Saving for the deposit
The first thing any budding home owner or investment property purchaser needs to think about is their deposit on a property. Generally, the aim is have at least 20% of the purchase price saved up, but a lot of first home buyers obtain their first home with a lower deposit and the aid of Lender’s Mortgage Insurance. This is a good way to still get a loan if you haven’t quite saved up the 20%.
The bigger the deposit, the less money you’ll have to borrow – so it’s a good idea put a savings plan (use our savings calculator to get you started http://www.ybr.com.au/calculators/savings) in place to get you to your goal.
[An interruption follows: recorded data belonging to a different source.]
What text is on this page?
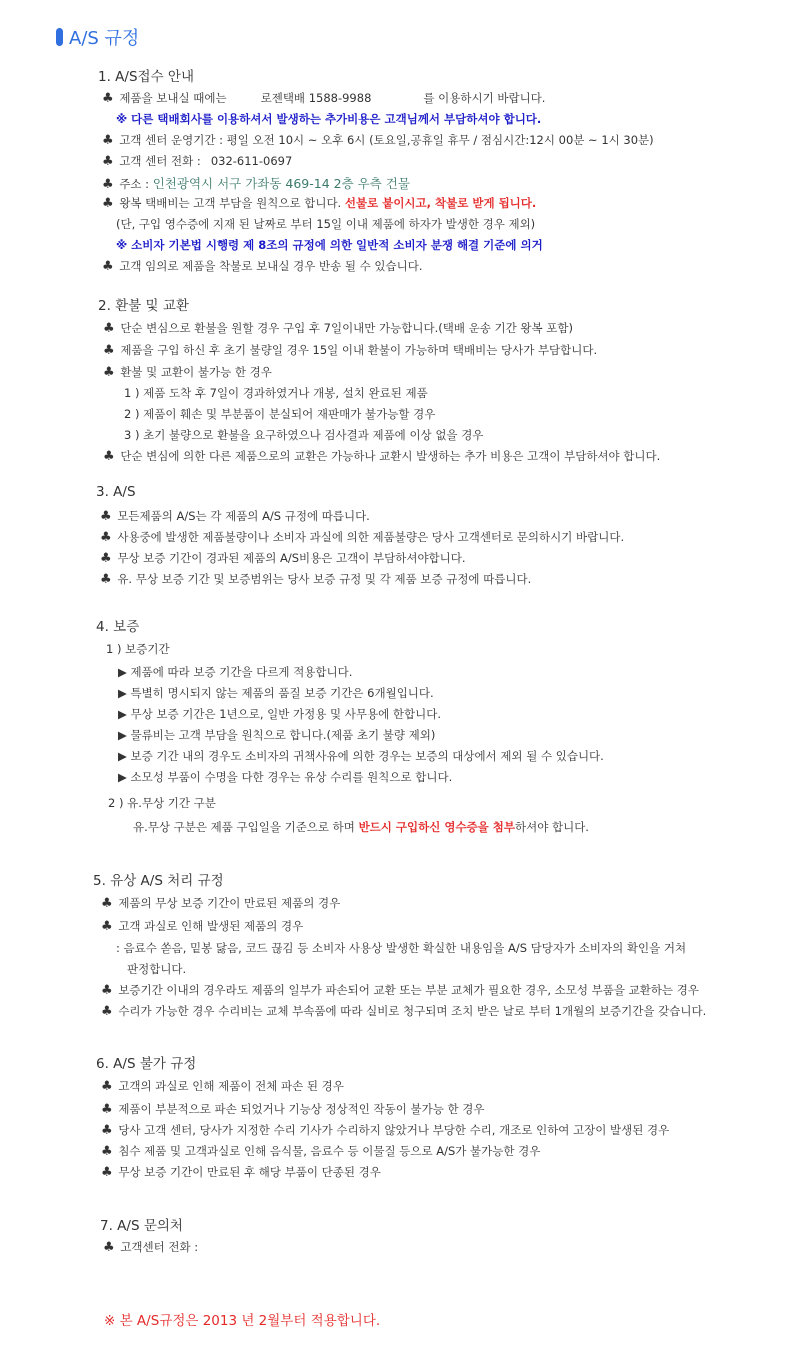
A/S 규정
1. A/S접수 안내
♣ 제품을 보내실 때에는	로젠택배 1588-9988	를 이용하시기 바랍니다.
※ 다른 택배회사를 이용하셔서 발생하는 추가비용은 고객님께서 부담하셔야 합니다.
♣ 고객 센터 운영기간 : 평일 오전 10시 ~ 오후 6시 (토요일,공휴일 휴무 / 점심시간:12시 00분 ~ 1시 30분)
♣ 고객 센터 전화 : 032-611-0697
♣ 주소 : 인천광역시 서구 가좌동 469-14 2층 우측 건물
♣ 왕복 택배비는 고객 부담을 원칙으로 합니다. 선불로 붙이시고, 착불로 받게 됩니다.
(단, 구입 영수증에 지재 된 날짜로 부터 15일 이내 제품에 하자가 발생한 경우 제외)
※ 소비자 기본법 시행령 제 8조의 규정에 의한 일반적 소비자 분쟁 해결 기준에 의거
♣ 고객 임의로 제품을 착불로 보내실 경우 반송 될 수 있습니다.
2. 환불 및 교환
♣ 단순 변심으로 환불을 원할 경우 구입 후 7일이내만 가능합니다.(택배 운송 기간 왕복 포함)
♣ 제품을 구입 하신 후 초기 불량일 경우 15일 이내 환불이 가능하며 택배비는 당사가 부담합니다.
♣ 환불 및 교환이 불가능 한 경우
1 ) 제품 도착 후 7일이 경과하였거나 개봉, 설치 완료된 제품
2 ) 제품이 훼손 및 부분품이 분실되어 재판매가 불가능할 경우
3 ) 초기 불량으로 환불을 요구하였으나 검사결과 제품에 이상 없을 경우
♣ 단순 변심에 의한 다른 제품으로의 교환은 가능하나 교환시 발생하는 추가 비용은 고객이 부담하셔야 합니다.
3. A/S
♣ 모든제품의 A/S는 각 제품의 A/S 규정에 따릅니다.
♣ 사용중에 발생한 제품불량이나 소비자 과실에 의한 제품불량은 당사 고객센터로 문의하시기 바랍니다.
♣ 무상 보증 기간이 경과된 제품의 A/S비용은 고객이 부담하셔야합니다.
♣ 유. 무상 보증 기간 및 보증범위는 당사 보증 규정 및 각 제품 보증 규정에 따릅니다.
4. 보증
1 ) 보증기간
▶ 제품에 따라 보증 기간을 다르게 적용합니다.
▶ 특별히 명시되지 않는 제품의 품질 보증 기간은 6개월입니다.
▶ 무상 보증 기간은 1년으로, 일반 가정용 및 사무용에 한합니다.
▶ 물류비는 고객 부담을 원칙으로 합니다.(제품 초기 불량 제외)
▶ 보증 기간 내의 경우도 소비자의 귀책사유에 의한 경우는 보증의 대상에서 제외 될 수 있습니다.
▶ 소모성 부품이 수명을 다한 경우는 유상 수리를 원칙으로 합니다.
2 ) 유.무상 기간 구분
유.무상 구분은 제품 구입일을 기준으로 하며 반드시 구입하신 영수증을 첨부하셔야 합니다.
5. 유상 A/S 처리 규정
♣ 제품의 무상 보증 기간이 만료된 제품의 경우
♣ 고객 과실로 인해 발생된 제품의 경우
: 음료수 쏟음, 밑봉 닳음, 코드 끊김 등 소비자 사용상 발생한 확실한 내용임을 A/S 담당자가 소비자의 확인을 거쳐
판정합니다.
♣ 보증기간 이내의 경우라도 제품의 일부가 파손되어 교환 또는 부분 교체가 필요한 경우, 소모성 부품을 교환하는 경우
♣ 수리가 가능한 경우 수리비는 교체 부속품에 따라 실비로 청구되며 조치 받은 날로 부터 1개월의 보증기간을 갖습니다.
6. A/S 불가 규정
♣ 고객의 과실로 인해 제품이 전체 파손 된 경우
♣ 제품이 부분적으로 파손 되었거나 기능상 정상적인 작동이 불가능 한 경우
♣ 당사 고객 센터, 당사가 지정한 수리 기사가 수리하지 않았거나 부당한 수리, 개조로 인하여 고장이 발생된 경우
♣ 침수 제품 및 고객과실로 인해 음식물, 음료수 등 이물질 등으로 A/S가 불가능한 경우
♣ 무상 보증 기간이 만료된 후 해당 부품이 단종된 경우
7. A/S 문의처
♣ 고객센터 전화 :
※ 본 A/S규정은 2013 년 2월부터 적용합니다.
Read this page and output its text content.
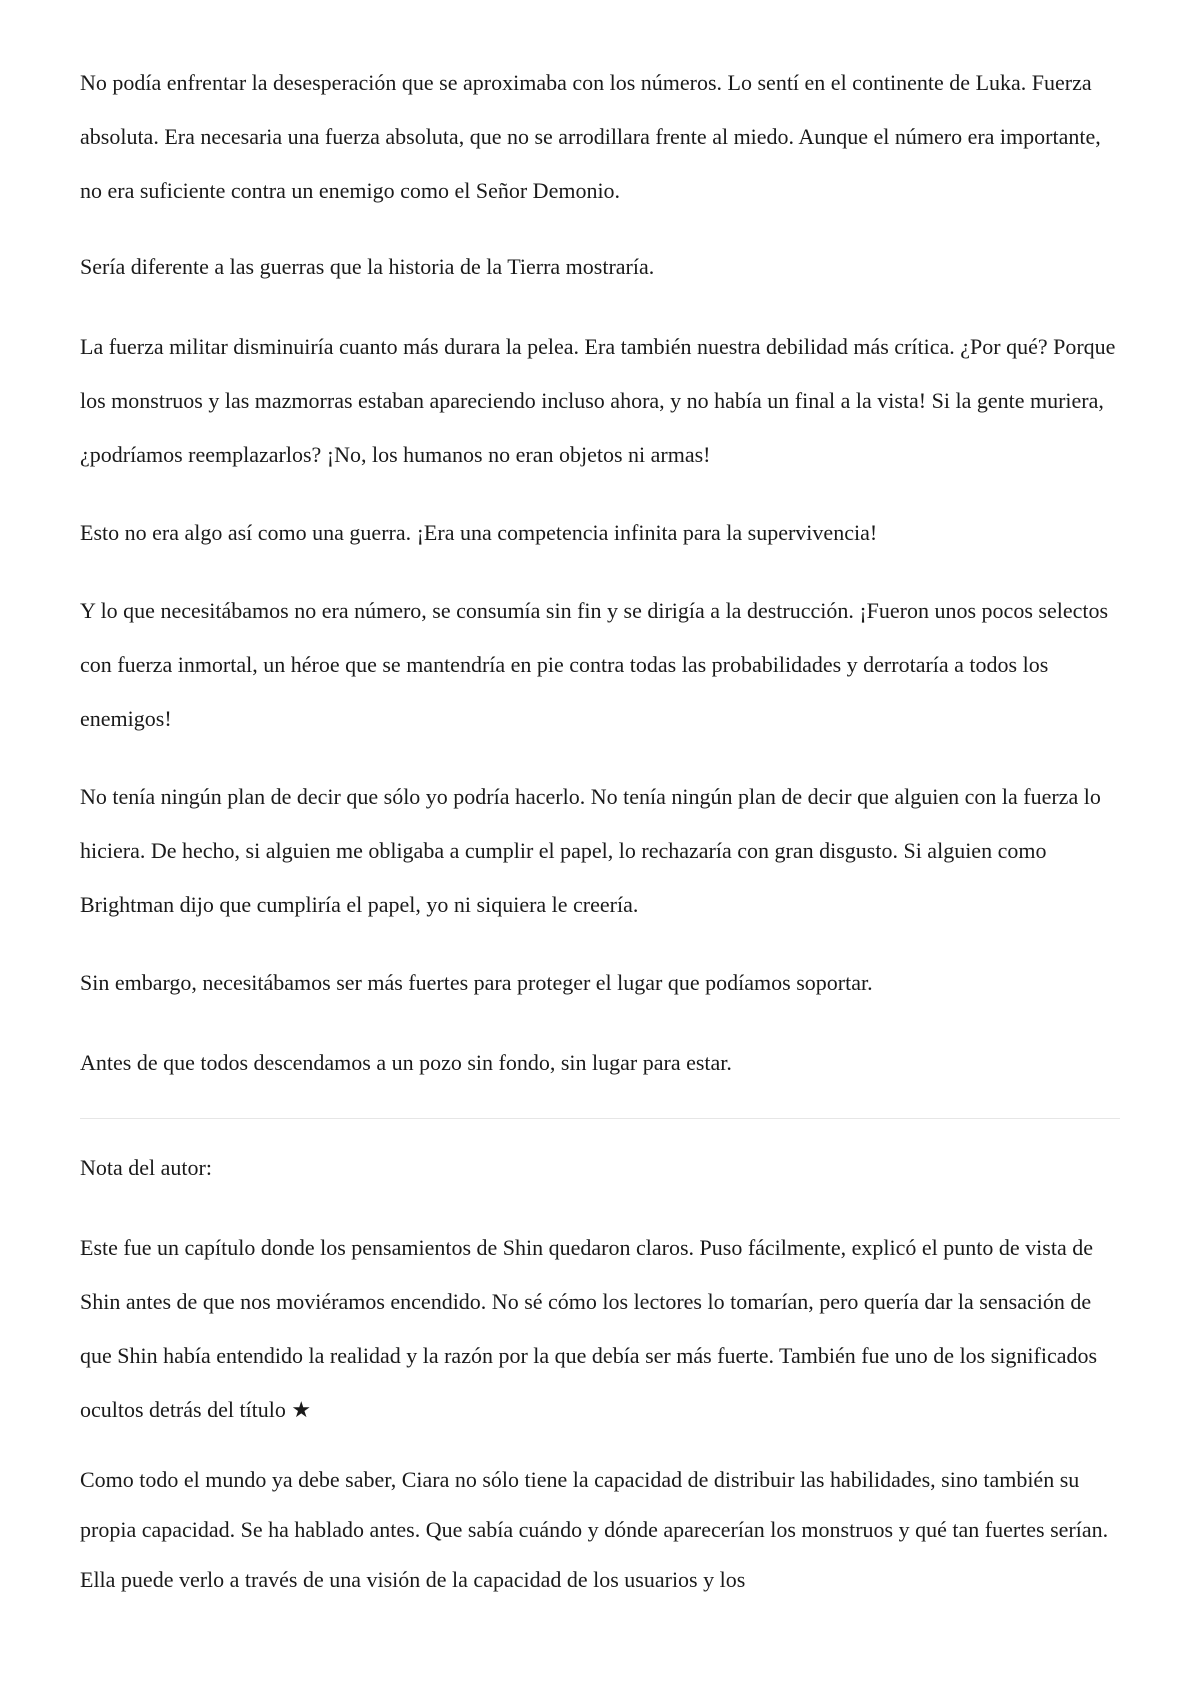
No podía enfrentar la desesperación que se aproximaba con los números. Lo sentí en el continente de Luka. Fuerza absoluta. Era necesaria una fuerza absoluta, que no se arrodillara frente al miedo. Aunque el número era importante, no era suficiente contra un enemigo como el Señor Demonio.

Sería diferente a las guerras que la historia de la Tierra mostraría.

La fuerza militar disminuiría cuanto más durara la pelea. Era también nuestra debilidad más crítica. ¿Por qué? Porque los monstruos y las mazmorras estaban apareciendo incluso ahora, y no había un final a la vista! Si la gente muriera, ¿podríamos reemplazarlos? ¡No, los humanos no eran objetos ni armas!

Esto no era algo así como una guerra. ¡Era una competencia infinita para la supervivencia!

Y lo que necesitábamos no era número, se consumía sin fin y se dirigía a la destrucción. ¡Fueron unos pocos selectos con fuerza inmortal, un héroe que se mantendría en pie contra todas las probabilidades y derrotaría a todos los enemigos!

No tenía ningún plan de decir que sólo yo podría hacerlo. No tenía ningún plan de decir que alguien con la fuerza lo hiciera. De hecho, si alguien me obligaba a cumplir el papel, lo rechazaría con gran disgusto. Si alguien como Brightman dijo que cumpliría el papel, yo ni siquiera le creería.

Sin embargo, necesitábamos ser más fuertes para proteger el lugar que podíamos soportar.

Antes de que todos descendamos a un pozo sin fondo, sin lugar para estar.

Nota del autor:

Este fue un capítulo donde los pensamientos de Shin quedaron claros. Puso fácilmente, explicó el punto de vista de Shin antes de que nos moviéramos encendido. No sé cómo los lectores lo tomarían, pero quería dar la sensación de que Shin había entendido la realidad y la razón por la que debía ser más fuerte. También fue uno de los significados ocultos detrás del título ★

Como todo el mundo ya debe saber, Ciara no sólo tiene la capacidad de distribuir las habilidades, sino también su propia capacidad. Se ha hablado antes. Que sabía cuándo y dónde aparecerían los monstruos y qué tan fuertes serían. Ella puede verlo a través de una visión de la capacidad de los usuarios y los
Regular contributions to savings are helpful when you’re going for a loan; it shows the lender that you’re responsible and capable of making steady payments.
If you need to improve your savings discipline with a better budget, use our budget tool to set a plan in place.
Working out what you can afford
Once your savings plan is tracking along, the next step is to figure out what you can afford to borrow. Your home is likely the most expensive purchase you’ll make in your lifetime, so you need to know your limit. Use our calculator to work it out.
Of course, as interest rates are variable and change over time, this should only be used as a general guide. It’s also worth noting that rates are at historically low levels right now, so you need to factor in interest rate rises over your loan period. Generally 2-3% above the current rate is a good estimate to go by.
Make sure you factor in stamp duty - an upfront charge which is applied by state governments in Australia in relation to the transfer of land or property - by using our stamp duty calculator. Charges differ state by state.
Finding the right loan
When it comes to home loans, the interest rate is the probably the most important factor, but it’s not the only one. Home loan rates are incredibly competitive right now, so make sure you’re utilising comparison websites to see what’s out there and don’t be afraid to look outside the big four banks. Smaller lenders often have lower rates, so it’s worth looking around to find the best deal.
When you’re looking for a loan, also have a think about the features you’d be likely to access. An offset account is a popular one – it’s an account that links to your loan and allows you to reduce the interest you pay based on how much is in the account. So if you have a $200,000 loan and you have $50,000 in your offset, you’ll only pay interest on $150,000. A redraw facility is also important as it enables you to pay extra on your loan, but let you access that money if you need it down the track.
The application process
It’s always a good idea to get a pre-approval first. This will tell you how much money you’ll be approved to borrow, so when you start looking for a property you’ll have a budget in mind.
When you decide on your lender and start the application process, you’ll be asked for paperwork and statements which will be used to assess your ability to repay the loan. A lender will analyse your income and past credit history, as well as your savings. So it’s a good idea to make payments on any existing loans and make sure you’re on top of your credit cards in preparation.
When it comes to what you’ll need to provide to the lender, the most common items are proof of income, tax returns, a credit report, bank statements, loans statements and 100 points of identification are all fairly standard. Give yourself plenty of time to get this together so the process doesn’t cost you any necessary stress. Once you’ve provided all the necessary paperwork and there are no issues with the application, the approval process generally takes a few business days to a week.
Buying your first home can be both exciting and scary, but knowing what to expect, doing your research and being prepared can take a lot of the stress out of the situation. Talking to a good broker can also be very helpful in terms of finding the best product and walking you through the process.